We provide a detailed comparison of the two-dimensional, temporal, and spatiotemporal linearized analyses of the viscoelastic free shear flows (inhomogeneous flows with mean velocity gradients that develop in the absence of boundaries) in the limit of low to moderate Reynolds number and elasticity number obeying four different types of stress–strain constitutive equations: Oldroyd-B, upper convected Maxwell, Johnson–Segalman (JS), and linear Phan-Thien–Tanner (PTT). The resulting fourth-order Orr–Sommerfeld equation is transformed into a set of six auxiliary equations that are numerically integrated via the compound matrix method. The temporal stability analysis suggests (a) elastic stabilization at higher values of elasticity number {shown previously in the dilute regime [Sircar and Bansal, “Spatiotemporal linear stability of viscoelastic free shear flows: Dilute regime,” Phys.
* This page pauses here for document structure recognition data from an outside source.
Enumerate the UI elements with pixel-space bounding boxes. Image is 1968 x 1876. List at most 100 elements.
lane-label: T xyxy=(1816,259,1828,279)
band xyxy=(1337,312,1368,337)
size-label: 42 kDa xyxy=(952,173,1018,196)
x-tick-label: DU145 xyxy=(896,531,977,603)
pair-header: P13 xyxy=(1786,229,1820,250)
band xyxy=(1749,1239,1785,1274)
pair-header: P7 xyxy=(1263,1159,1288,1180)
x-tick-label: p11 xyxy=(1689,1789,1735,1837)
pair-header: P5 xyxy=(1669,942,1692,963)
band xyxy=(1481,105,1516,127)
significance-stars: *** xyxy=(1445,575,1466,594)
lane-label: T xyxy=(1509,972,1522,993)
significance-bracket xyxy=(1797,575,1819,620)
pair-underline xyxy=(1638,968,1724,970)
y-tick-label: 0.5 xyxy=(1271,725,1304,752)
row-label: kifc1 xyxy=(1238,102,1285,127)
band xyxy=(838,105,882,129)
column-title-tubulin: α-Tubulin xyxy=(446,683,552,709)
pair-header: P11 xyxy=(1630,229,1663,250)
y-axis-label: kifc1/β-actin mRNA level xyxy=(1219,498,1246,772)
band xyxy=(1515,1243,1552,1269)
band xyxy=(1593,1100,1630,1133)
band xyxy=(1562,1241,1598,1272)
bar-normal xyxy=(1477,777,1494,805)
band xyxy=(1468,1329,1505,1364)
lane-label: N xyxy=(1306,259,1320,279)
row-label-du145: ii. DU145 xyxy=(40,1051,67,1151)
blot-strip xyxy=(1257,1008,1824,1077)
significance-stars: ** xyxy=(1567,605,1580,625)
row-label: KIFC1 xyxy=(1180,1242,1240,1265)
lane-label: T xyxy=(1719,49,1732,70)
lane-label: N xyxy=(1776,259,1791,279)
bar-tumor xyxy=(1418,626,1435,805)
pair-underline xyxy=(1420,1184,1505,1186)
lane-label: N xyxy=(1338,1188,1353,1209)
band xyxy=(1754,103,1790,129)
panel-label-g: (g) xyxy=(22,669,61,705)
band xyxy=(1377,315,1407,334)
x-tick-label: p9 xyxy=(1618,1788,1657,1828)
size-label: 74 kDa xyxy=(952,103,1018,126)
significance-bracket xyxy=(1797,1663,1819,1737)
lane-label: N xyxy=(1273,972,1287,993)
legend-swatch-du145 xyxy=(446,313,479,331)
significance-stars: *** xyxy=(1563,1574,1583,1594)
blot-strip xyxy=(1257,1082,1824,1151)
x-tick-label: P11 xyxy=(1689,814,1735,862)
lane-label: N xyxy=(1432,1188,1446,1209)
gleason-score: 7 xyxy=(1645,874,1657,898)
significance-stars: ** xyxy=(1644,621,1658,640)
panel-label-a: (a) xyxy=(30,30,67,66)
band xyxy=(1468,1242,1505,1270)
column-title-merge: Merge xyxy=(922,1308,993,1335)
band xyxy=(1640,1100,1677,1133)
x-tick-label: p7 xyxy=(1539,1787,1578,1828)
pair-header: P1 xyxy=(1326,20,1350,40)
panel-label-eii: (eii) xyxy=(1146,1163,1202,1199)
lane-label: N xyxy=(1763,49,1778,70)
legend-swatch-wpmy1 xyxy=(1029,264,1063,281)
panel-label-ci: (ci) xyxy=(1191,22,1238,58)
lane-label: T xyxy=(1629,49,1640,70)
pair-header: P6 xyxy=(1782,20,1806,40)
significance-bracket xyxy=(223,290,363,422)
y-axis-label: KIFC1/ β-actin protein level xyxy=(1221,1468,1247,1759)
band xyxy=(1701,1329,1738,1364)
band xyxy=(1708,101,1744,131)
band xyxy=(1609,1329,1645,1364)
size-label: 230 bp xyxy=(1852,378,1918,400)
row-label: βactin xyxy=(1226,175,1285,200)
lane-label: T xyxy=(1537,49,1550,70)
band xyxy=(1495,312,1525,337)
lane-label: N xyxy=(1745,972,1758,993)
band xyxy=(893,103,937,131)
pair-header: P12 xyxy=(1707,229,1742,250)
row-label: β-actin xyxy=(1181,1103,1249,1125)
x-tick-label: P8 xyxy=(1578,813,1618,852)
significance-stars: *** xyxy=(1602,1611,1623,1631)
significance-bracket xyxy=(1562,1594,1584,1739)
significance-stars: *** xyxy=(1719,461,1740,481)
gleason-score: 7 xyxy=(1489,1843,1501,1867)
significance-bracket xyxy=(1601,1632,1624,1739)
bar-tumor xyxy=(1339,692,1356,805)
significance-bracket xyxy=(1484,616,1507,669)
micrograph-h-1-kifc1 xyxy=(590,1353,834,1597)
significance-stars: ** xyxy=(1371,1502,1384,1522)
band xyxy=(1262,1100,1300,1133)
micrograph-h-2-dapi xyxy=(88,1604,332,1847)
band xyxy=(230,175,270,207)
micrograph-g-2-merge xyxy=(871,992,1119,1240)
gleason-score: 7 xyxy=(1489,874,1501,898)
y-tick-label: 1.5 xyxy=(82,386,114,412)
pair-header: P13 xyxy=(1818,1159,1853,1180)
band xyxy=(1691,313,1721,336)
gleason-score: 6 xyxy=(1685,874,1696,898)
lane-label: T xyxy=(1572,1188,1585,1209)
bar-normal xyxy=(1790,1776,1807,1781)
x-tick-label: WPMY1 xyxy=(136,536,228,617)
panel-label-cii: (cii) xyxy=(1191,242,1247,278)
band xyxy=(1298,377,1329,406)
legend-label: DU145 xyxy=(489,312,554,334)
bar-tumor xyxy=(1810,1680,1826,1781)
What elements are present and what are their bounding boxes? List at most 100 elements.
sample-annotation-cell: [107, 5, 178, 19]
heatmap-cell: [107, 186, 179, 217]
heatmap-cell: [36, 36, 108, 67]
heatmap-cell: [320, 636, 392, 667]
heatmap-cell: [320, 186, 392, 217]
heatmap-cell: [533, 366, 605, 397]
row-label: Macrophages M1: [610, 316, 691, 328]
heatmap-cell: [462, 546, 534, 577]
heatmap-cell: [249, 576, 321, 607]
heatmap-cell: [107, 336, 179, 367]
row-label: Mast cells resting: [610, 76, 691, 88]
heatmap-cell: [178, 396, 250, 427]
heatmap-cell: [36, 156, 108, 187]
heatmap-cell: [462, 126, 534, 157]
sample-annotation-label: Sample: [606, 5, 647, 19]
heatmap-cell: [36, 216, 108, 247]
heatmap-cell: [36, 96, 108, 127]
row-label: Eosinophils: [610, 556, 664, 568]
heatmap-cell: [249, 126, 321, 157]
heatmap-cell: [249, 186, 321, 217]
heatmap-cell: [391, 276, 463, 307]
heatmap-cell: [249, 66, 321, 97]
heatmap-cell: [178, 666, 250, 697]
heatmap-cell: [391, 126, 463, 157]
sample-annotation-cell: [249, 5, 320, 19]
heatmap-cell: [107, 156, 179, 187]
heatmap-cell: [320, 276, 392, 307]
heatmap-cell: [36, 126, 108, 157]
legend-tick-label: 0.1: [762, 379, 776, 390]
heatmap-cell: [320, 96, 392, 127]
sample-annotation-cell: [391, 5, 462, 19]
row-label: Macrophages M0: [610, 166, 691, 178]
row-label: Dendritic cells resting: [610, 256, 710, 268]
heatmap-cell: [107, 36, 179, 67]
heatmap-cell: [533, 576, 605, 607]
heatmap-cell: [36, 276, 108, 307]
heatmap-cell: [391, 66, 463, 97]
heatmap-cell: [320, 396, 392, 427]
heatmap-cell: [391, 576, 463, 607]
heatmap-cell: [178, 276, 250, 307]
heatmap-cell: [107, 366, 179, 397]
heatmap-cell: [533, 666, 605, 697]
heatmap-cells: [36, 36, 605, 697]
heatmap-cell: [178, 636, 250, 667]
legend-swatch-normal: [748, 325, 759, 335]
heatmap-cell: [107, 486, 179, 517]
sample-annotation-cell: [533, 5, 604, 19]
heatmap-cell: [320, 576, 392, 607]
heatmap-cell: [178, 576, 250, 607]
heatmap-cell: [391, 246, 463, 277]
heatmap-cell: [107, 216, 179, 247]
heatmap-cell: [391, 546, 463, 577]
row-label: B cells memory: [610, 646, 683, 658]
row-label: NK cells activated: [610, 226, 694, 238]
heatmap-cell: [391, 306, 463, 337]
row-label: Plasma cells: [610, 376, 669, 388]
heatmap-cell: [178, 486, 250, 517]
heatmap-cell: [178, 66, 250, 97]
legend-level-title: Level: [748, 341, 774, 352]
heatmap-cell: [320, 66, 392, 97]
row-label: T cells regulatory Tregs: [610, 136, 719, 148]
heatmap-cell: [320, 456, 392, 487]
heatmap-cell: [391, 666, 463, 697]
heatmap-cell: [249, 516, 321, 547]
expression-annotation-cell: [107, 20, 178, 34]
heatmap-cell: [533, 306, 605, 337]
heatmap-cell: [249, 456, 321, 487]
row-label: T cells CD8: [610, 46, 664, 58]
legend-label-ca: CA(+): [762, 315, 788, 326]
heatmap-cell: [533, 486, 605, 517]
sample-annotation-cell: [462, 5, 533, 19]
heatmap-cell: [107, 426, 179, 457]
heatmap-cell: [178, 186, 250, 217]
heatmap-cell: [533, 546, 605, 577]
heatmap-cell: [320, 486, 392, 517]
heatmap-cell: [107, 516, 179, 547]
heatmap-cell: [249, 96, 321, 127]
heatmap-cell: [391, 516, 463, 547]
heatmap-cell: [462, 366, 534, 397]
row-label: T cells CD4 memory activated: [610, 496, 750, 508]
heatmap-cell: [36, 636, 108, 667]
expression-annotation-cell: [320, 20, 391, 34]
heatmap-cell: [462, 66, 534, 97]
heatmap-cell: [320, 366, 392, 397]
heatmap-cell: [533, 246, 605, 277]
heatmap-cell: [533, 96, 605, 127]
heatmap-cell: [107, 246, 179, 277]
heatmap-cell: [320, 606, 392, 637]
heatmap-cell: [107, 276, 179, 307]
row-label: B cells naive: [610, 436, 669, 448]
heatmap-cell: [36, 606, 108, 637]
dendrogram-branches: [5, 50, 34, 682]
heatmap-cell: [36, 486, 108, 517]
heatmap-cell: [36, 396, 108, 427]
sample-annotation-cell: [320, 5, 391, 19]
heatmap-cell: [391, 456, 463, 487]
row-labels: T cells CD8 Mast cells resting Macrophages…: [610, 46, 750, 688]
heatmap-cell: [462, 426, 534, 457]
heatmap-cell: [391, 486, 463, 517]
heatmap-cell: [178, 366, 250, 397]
Fluids 31, 084104 (2019)]} and (b) a nonmonotonic instability pattern at low to intermediate values of elasticity number for the JS as well as the PTT model. To comprehend the effect of elasticity, Reynolds number, and viscosity on the temporal stability curves of the PTT model, we consider a fourth parameter, the centerline shear rate, ζc. The “JS behavior” is recovered below a critical value of ζc, and above this critical value, the PTT base stresses (relative to the JS model) are attenuated thereby explaining the stabilizing influence of elasticity. The Briggs idea of analytic continuation is deployed to classify regions of temporal stability and absolute and convective instabilities, as well as evanescent modes, and the results are compared with previously conducted experiments for Newtonian as well as viscoelastic flows past a cylinder. The phase diagrams reveal the two familiar regions of inertial turbulence modified by elasticity and elastic turbulence as well as (a recently substantiated) region of elastoinertial turbulence and the unfamiliar temporally stable region for intermediate values of Reynolds and elasticity number.